Viki used to live in Sofia, with her family – her husband and her 2 sons. She was working as a teacher in a primary school for 19 years, and her husband had a liquor store. Her and her family’s life was comfortable, until in 1989 there was an economic crisis in Bulgaria, and especially people having to repay loans were put at a tight spot. That scared her and her husband, and she proposed that they would immigrate in order to win some money, in order to be able to offer a more secure future to their sons. They decided to both register to an employment agency that offered opportunities for work abroad. At the agency, they were informed that a key skill in order to find work abroad was speaking a foreign language. Viki could speak Greek (note: Viki’s grandparents on the side of her mother spoke Greek, living close to the borders on the side of Bulgaria, and Viki learned Greek at a level adequate to communicate and work from her grandmother).
Soon the agency called Viki and told her that she could work in Cyprus, as a kitchen helper. She told her husband that it was an opportunity for her to go to Cyprus and work for a time of 4-5 months during the summer and see the circumstances in order to move there with her husband at some point in the future. So she went to Cyprus at the age of 39 and worked in a traditional Cypriot tavern at a village in the area of Pafos (mainly working with tourists), for 4 months. When she returned to Bulgaria, Viki told her husband that she had an offer by the tavern owners to go back to Cyprus and work there with a Visa, and they would also find work to her husband within 6 months, because by law it was not permitted to separate couples. Her husband replied that he was not quite ready at the time to move to Cyprus, but if she went to work there and they would indeed find him employment, he would follow.
So, in that arrangement, on October 1994 she went back to Cyprus in order to stay and work for 4 years (maximum time allowed). After a few months there, indeed she got a job offer for her husband as a driver, but he turned it down. In the meantime, her eldest son followed her to Cyprus to study so that he would avoid his military service in Bulgaria. Soon afterwards her younger son told her that her husband’s girlfriend had been living in their home for 1,5 years already, and no one had told her because they were scared. Viki, following the first shock, kept contact with him and in fact told him that she can forgive him and start all over again if he is willing to take their son and come to her in Cyprus. When there was no reply, she decided to start the divorce procedure. So Viki got both her sons in Cyprus, both of them studying in Nicosia and her working in Pafos in order to support them.
However, an unexpected event forced her to leave Cyprus: Her youngest son, wanting to avoid to study in the Lyceum (Upper High School), and while travelling to Bulgaria for summer vacation, didn’t declare in the immigration office that he was to start school in September and that his mom is legally working in Cyprus, and as a result he was blacklisted – meaning he would not be allowed again to return to Cyprus. So Viki had to leave her job and friends in Cyprus, and return to Bulgaria to be with her sons.

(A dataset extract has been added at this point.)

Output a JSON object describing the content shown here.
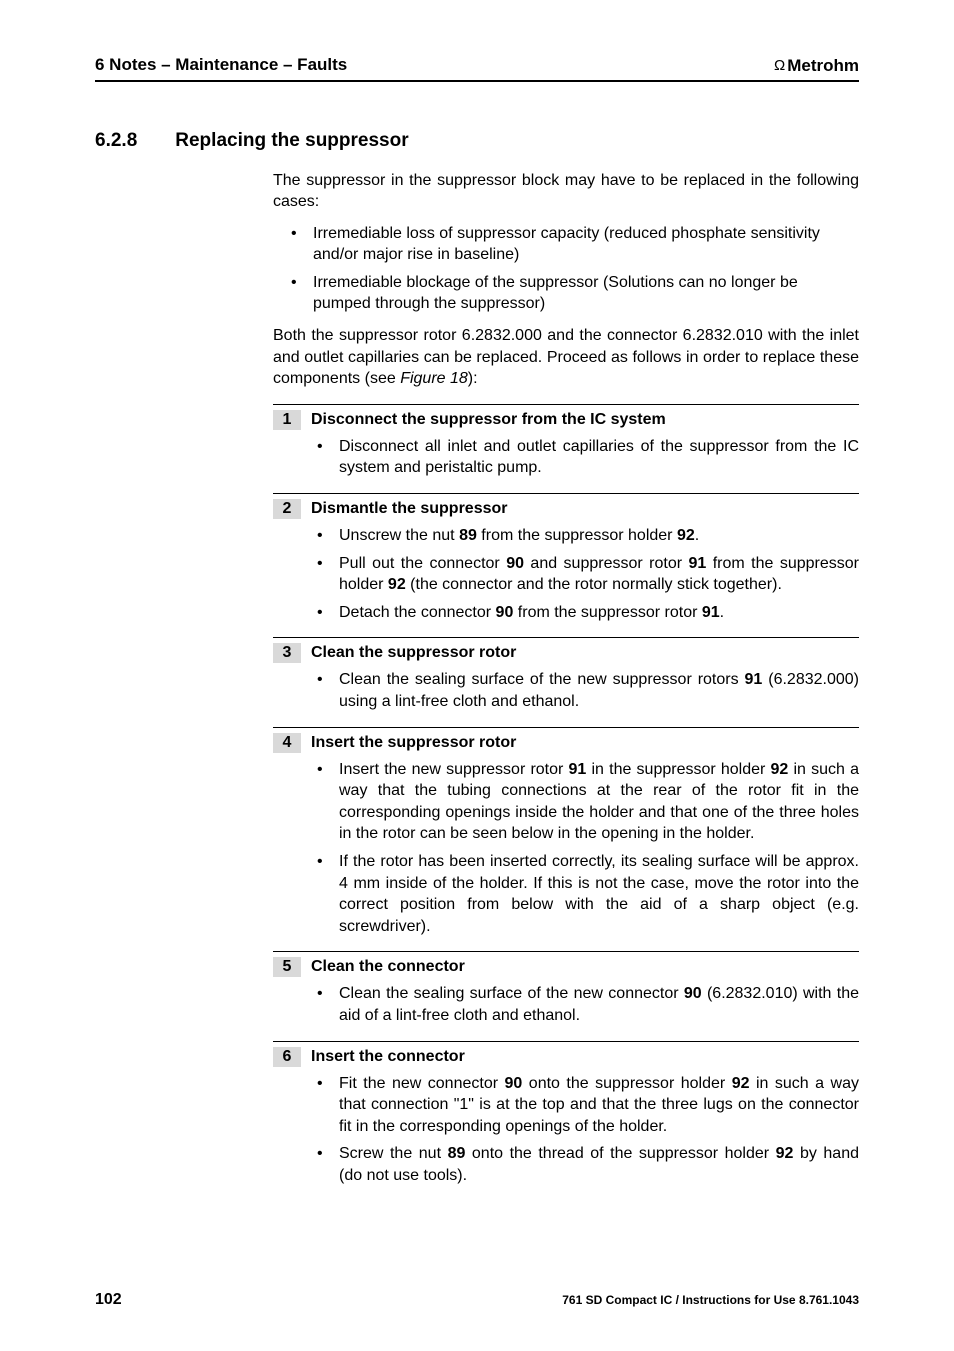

There, Viki decided to take her sons and go to Greece, because a friend she had made in Cyprus lived in Athens and she could help her with finding a job and a school for the younger son. So on the 26th of October, the St. Demetrios day, Viki took her little golden cross, had it “read” (=blessed) in the St. Demetrios church, and went off with her sons to cross the Greek-Bulgarian borders.
While she expected to get a visa as a Sarakatsani (= an ethnic group of Greek origin living in parts of north Greece and south Bulgaria), because of her mother’s origin, by paying 3.000 leva, they only approved a 10day tourist visa. While in Athens, Viki and her sons applied for Greek citizenship declaring their Greek descent, and they got a permit to live in Greece for 3 years, as a prerequisite in order for their application to go through. Her eldest son got a job in a hotel in Kos, and her younger son joined the Lyceum to finish High School, while Viki got a job first as a nanny and to care for the elderly of a family and later she was encouraged to apply as a cleaner in the surgery rooms of a hospital.
In 2003, and while Viki was planning to return to Cyprus because she had family living there by that time, she had a serious car accident that caused her a serious leg injury that didn’t allow her to move like before, or work. Moreover, the court trial for the accident took until 2010 to be completed. Viki had to stop working and get a disability pension.
Since 2010 both of her sons work and live in the UK, and her elder son has a family and a small daughter. Viki lives in Greece and visits them for a period of 6-8 months every year. Viki and her sons have nothing to tie them to Bulgaria anymore and they don’t go back, except for the elder son – his wife is Bulgarian and he visits his in-laws.